Still the import of Rajasekharan’s presence among the BJP, notwithstanding some grumblings over RSS dominance, cannot be minimised; that too while looking at Kerala politics post the Sabarimala agitation. Sabarimala is reportedly at the top of the agenda at a conclave of the Akhil Bharatiya Prathinidhi Sabha, the highest decision-making body of the RSS, which is in session in Gwalior. “The Kerala government is committing excesses against the Hindu devotees in the garb of implementing Supreme Court’s decision to allow women into the Ayyappa temple,” a top RSS leader was quoted as saying at the meeting. Which better man in Kerala the RSS can look for in implementing its policies than Kumanm Rajasekharan? “I had wanted to return to active politics for some time. Then there was some work to be finished in Mizoram. Hence the delay.
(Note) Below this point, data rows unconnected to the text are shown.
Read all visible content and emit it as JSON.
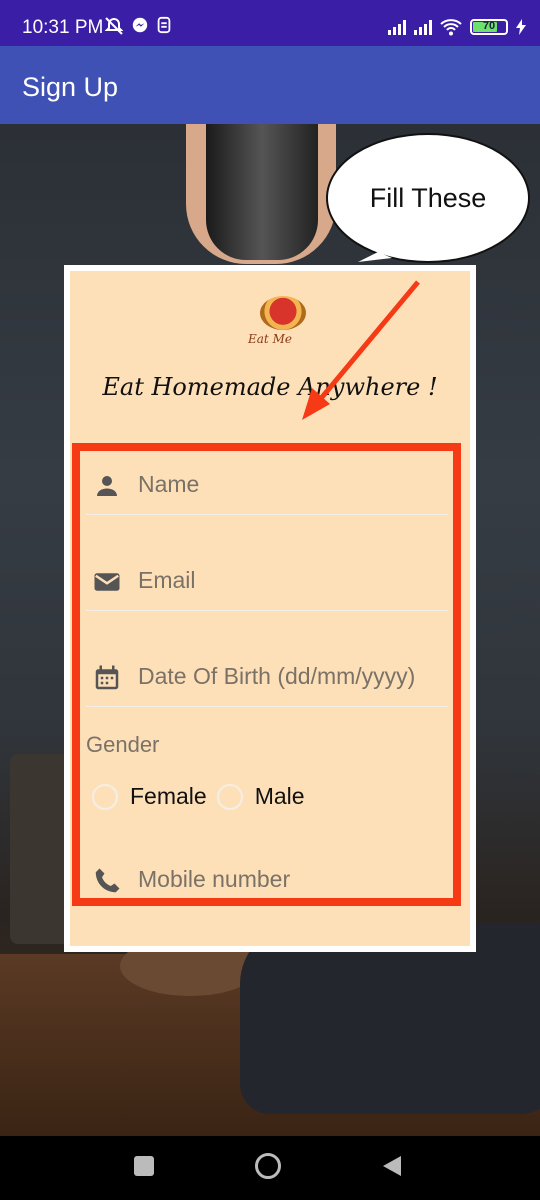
{
  "status_bar": {
    "time": "10:31 PM",
    "battery": "70",
    "icons": [
      "mute-icon",
      "messenger-icon",
      "sync-icon",
      "signal-icon",
      "wifi-icon",
      "battery-icon",
      "charging-icon"
    ]
  },
  "app_bar": {
    "title": "Sign Up"
  },
  "card": {
    "brand": "Eat Me",
    "tagline": "Eat Homemade Anywhere !"
  },
  "callout": {
    "text": "Fill These"
  },
  "form": {
    "name_placeholder": "Name",
    "email_placeholder": "Email",
    "dob_placeholder": "Date Of Birth (dd/mm/yyyy)",
    "gender_label": "Gender",
    "gender_options": [
      "Female",
      "Male"
    ],
    "mobile_placeholder": "Mobile number"
  },
  "colors": {
    "status_bar": "#3a1fa6",
    "app_bar": "#3f51b5",
    "card_bg": "#fee0b8",
    "highlight_box": "#f63a16"
  }
}
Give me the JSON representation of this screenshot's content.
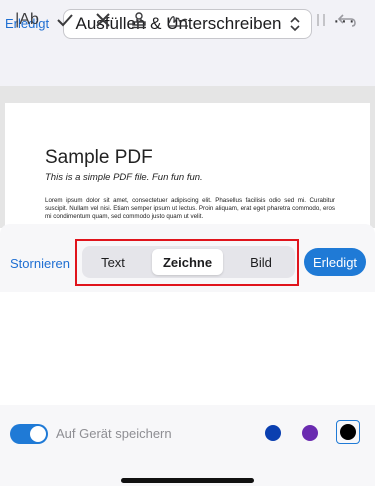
{
  "header": {
    "done_label": "Erledigt",
    "mode_title": "Ausfüllen & Unterschreiben",
    "more_label": "···"
  },
  "toolbar": {
    "text_tool_label": "|Ab",
    "icons": [
      "text-icon",
      "checkmark-icon",
      "cross-icon",
      "stamp-icon",
      "signature-icon",
      "pause-icon",
      "undo-icon"
    ]
  },
  "document": {
    "title": "Sample PDF",
    "subtitle": "This is a simple PDF file. Fun fun fun.",
    "body": "Lorem ipsum dolor sit amet, consectetuer adipiscing elit. Phasellus facilisis odio sed mi. Curabitur suscipit. Nullam vel nisi. Etiam semper ipsum ut lectus. Proin aliquam, erat eget pharetra commodo, eros mi condimentum quam, sed commodo justo quam ut velit."
  },
  "draw_panel": {
    "cancel_label": "Stornieren",
    "tabs": [
      {
        "label": "Text",
        "active": false
      },
      {
        "label": "Zeichne",
        "active": true
      },
      {
        "label": "Bild",
        "active": false
      }
    ],
    "done_label": "Erledigt"
  },
  "options": {
    "save_toggle_label": "Auf Gerät speichern",
    "save_toggle_on": true,
    "colors": [
      {
        "name": "blue",
        "hex": "#0a3fb0",
        "selected": false
      },
      {
        "name": "purple",
        "hex": "#6a2bb0",
        "selected": false
      },
      {
        "name": "black",
        "hex": "#000000",
        "selected": true
      }
    ]
  },
  "theme": {
    "accent": "#1f7ad6",
    "highlight": "#e0141c"
  }
}
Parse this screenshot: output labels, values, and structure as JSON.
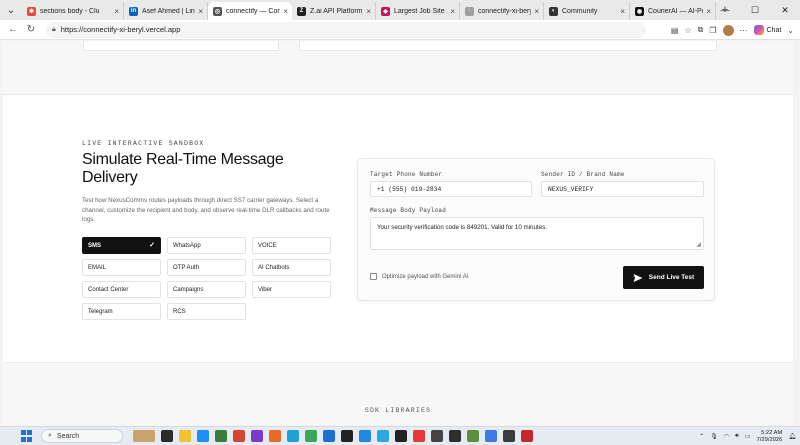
{
  "browser": {
    "tabs": [
      {
        "title": "sections body - Clu",
        "favicon_color": "#e64a3c",
        "favicon_glyph": "✱",
        "active": false
      },
      {
        "title": "Asef Ahmed | Linke",
        "favicon_color": "#0a66c2",
        "favicon_glyph": "in",
        "active": false
      },
      {
        "title": "connectify — Com",
        "favicon_color": "#555555",
        "favicon_glyph": "◎",
        "active": true
      },
      {
        "title": "Z.ai API Platform —",
        "favicon_color": "#222222",
        "favicon_glyph": "Z",
        "active": false
      },
      {
        "title": "Largest Job Site in",
        "favicon_color": "#c2185b",
        "favicon_glyph": "◆",
        "active": false
      },
      {
        "title": "connectify-xi-beryl",
        "favicon_color": "#9e9e9e",
        "favicon_glyph": "◌",
        "active": false
      },
      {
        "title": "Community",
        "favicon_color": "#333333",
        "favicon_glyph": "◐",
        "active": false
      },
      {
        "title": "CourierAI — AI-Po",
        "favicon_color": "#111111",
        "favicon_glyph": "◉",
        "active": false
      }
    ],
    "url": "https://connectify-xi-beryl.vercel.app",
    "chat_label": "Chat"
  },
  "sandbox": {
    "eyebrow": "LIVE INTERACTIVE SANDBOX",
    "headline": "Simulate Real-Time Message Delivery",
    "description": "Test how NexusComms routes payloads through direct SS7 carrier gateways. Select a channel, customize the recipient and body, and observe real-time DLR callbacks and route logs.",
    "channels": [
      {
        "label": "SMS",
        "selected": true
      },
      {
        "label": "WhatsApp",
        "selected": false
      },
      {
        "label": "VOICE",
        "selected": false
      },
      {
        "label": "EMAIL",
        "selected": false
      },
      {
        "label": "OTP Auth",
        "selected": false
      },
      {
        "label": "AI Chatbots",
        "selected": false
      },
      {
        "label": "Contact Center",
        "selected": false
      },
      {
        "label": "Campaigns",
        "selected": false
      },
      {
        "label": "Viber",
        "selected": false
      },
      {
        "label": "Telegram",
        "selected": false
      },
      {
        "label": "RCS",
        "selected": false
      }
    ],
    "form": {
      "phone_label": "Target Phone Number",
      "phone_value": "+1 (555) 019-2834",
      "sender_label": "Sender ID / Brand Name",
      "sender_value": "NEXUS_VERIFY",
      "body_label": "Message Body Payload",
      "body_value": "Your security verification code is 849201. Valid for 10 minutes.",
      "optimize_label": "Optimize payload with Gemini AI",
      "send_label": "Send Live Test"
    }
  },
  "sdk": {
    "label": "SDK LIBRARIES"
  },
  "taskbar": {
    "search_placeholder": "Search",
    "time": "5:22 AM",
    "date": "7/29/2026"
  }
}
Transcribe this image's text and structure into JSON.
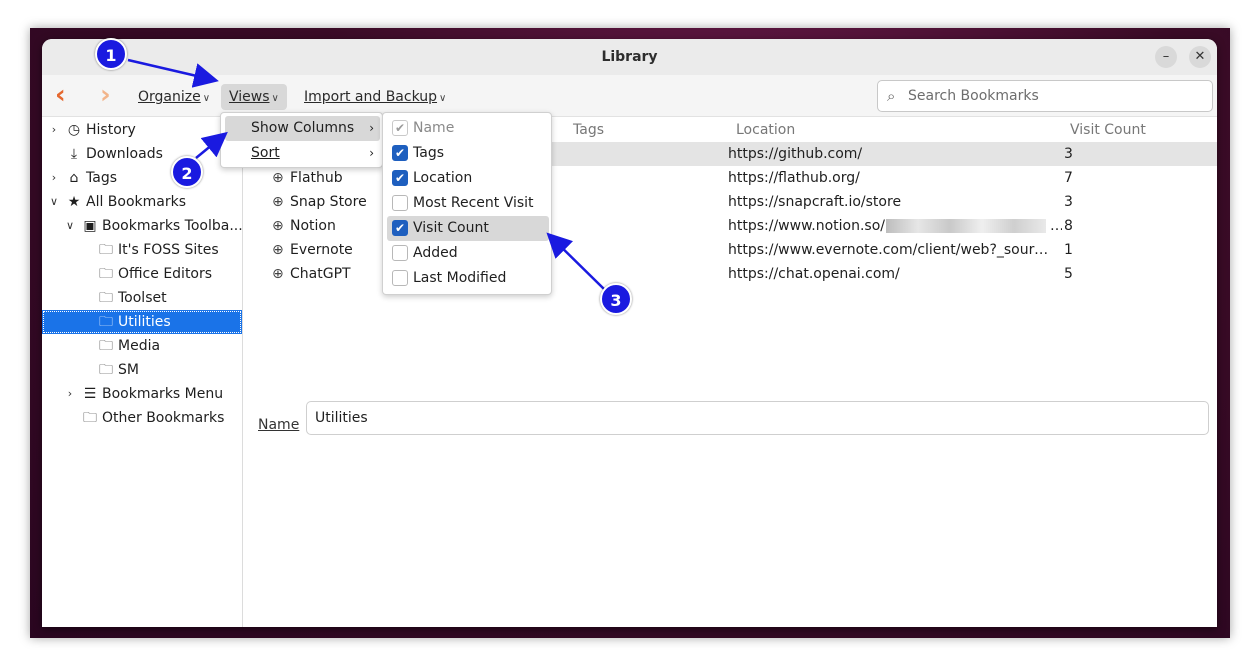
{
  "window": {
    "title": "Library"
  },
  "toolbar": {
    "organize": "Organize",
    "views": "Views",
    "import_backup": "Import and Backup",
    "search_placeholder": "Search Bookmarks"
  },
  "sidebar": {
    "history": "History",
    "downloads": "Downloads",
    "tags": "Tags",
    "all_bookmarks": "All Bookmarks",
    "bookmarks_toolbar": "Bookmarks Toolba...",
    "folders": [
      "It's FOSS Sites",
      "Office Editors",
      "Toolset",
      "Utilities",
      "Media",
      "SM"
    ],
    "bookmarks_menu": "Bookmarks Menu",
    "other_bookmarks": "Other Bookmarks"
  },
  "columns": {
    "tags": "Tags",
    "location": "Location",
    "visit_count": "Visit Count"
  },
  "rows": [
    {
      "name": "",
      "location": "https://github.com/",
      "visits": "3"
    },
    {
      "name": "Flathub",
      "location": "https://flathub.org/",
      "visits": "7"
    },
    {
      "name": "Snap Store",
      "location": "https://snapcraft.io/store",
      "visits": "3"
    },
    {
      "name": "Notion",
      "location": "https://www.notion.so/",
      "visits": "8"
    },
    {
      "name": "Evernote",
      "location": "https://www.evernote.com/client/web?_source…",
      "visits": "1"
    },
    {
      "name": "ChatGPT",
      "location": "https://chat.openai.com/",
      "visits": "5"
    }
  ],
  "details": {
    "name_label": "Name",
    "name_value": "Utilities"
  },
  "views_menu": {
    "show_columns": "Show Columns",
    "sort": "Sort"
  },
  "columns_menu": [
    {
      "label": "Name",
      "checked": true,
      "disabled": true
    },
    {
      "label": "Tags",
      "checked": true
    },
    {
      "label": "Location",
      "checked": true
    },
    {
      "label": "Most Recent Visit",
      "checked": false
    },
    {
      "label": "Visit Count",
      "checked": true
    },
    {
      "label": "Added",
      "checked": false
    },
    {
      "label": "Last Modified",
      "checked": false
    }
  ],
  "annotations": [
    "1",
    "2",
    "3"
  ],
  "colors": {
    "accent": "#1a73e8",
    "checkbox": "#1e5fbf",
    "annotation": "#1a1ae0"
  }
}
Now I and the party are ready,” Kummanam told newspersons. Rajasekharan’s gubernatorial posting has lasted only nine months. “Let anybody come to contest in Thiruvananthapuram. It is for the people to decide whose policies and beliefs they should support,” Tharoor said. The biggest advantage for Kummanam is that he was far away from Kerala during the Sabarimala turmoil and cannot be attributed to any controversial opinion from his part on the subject. But still, in Thiruvananthapuram, Kummanam Rajasekharan has a task cut out for him. We will come to know the result in three months’ time.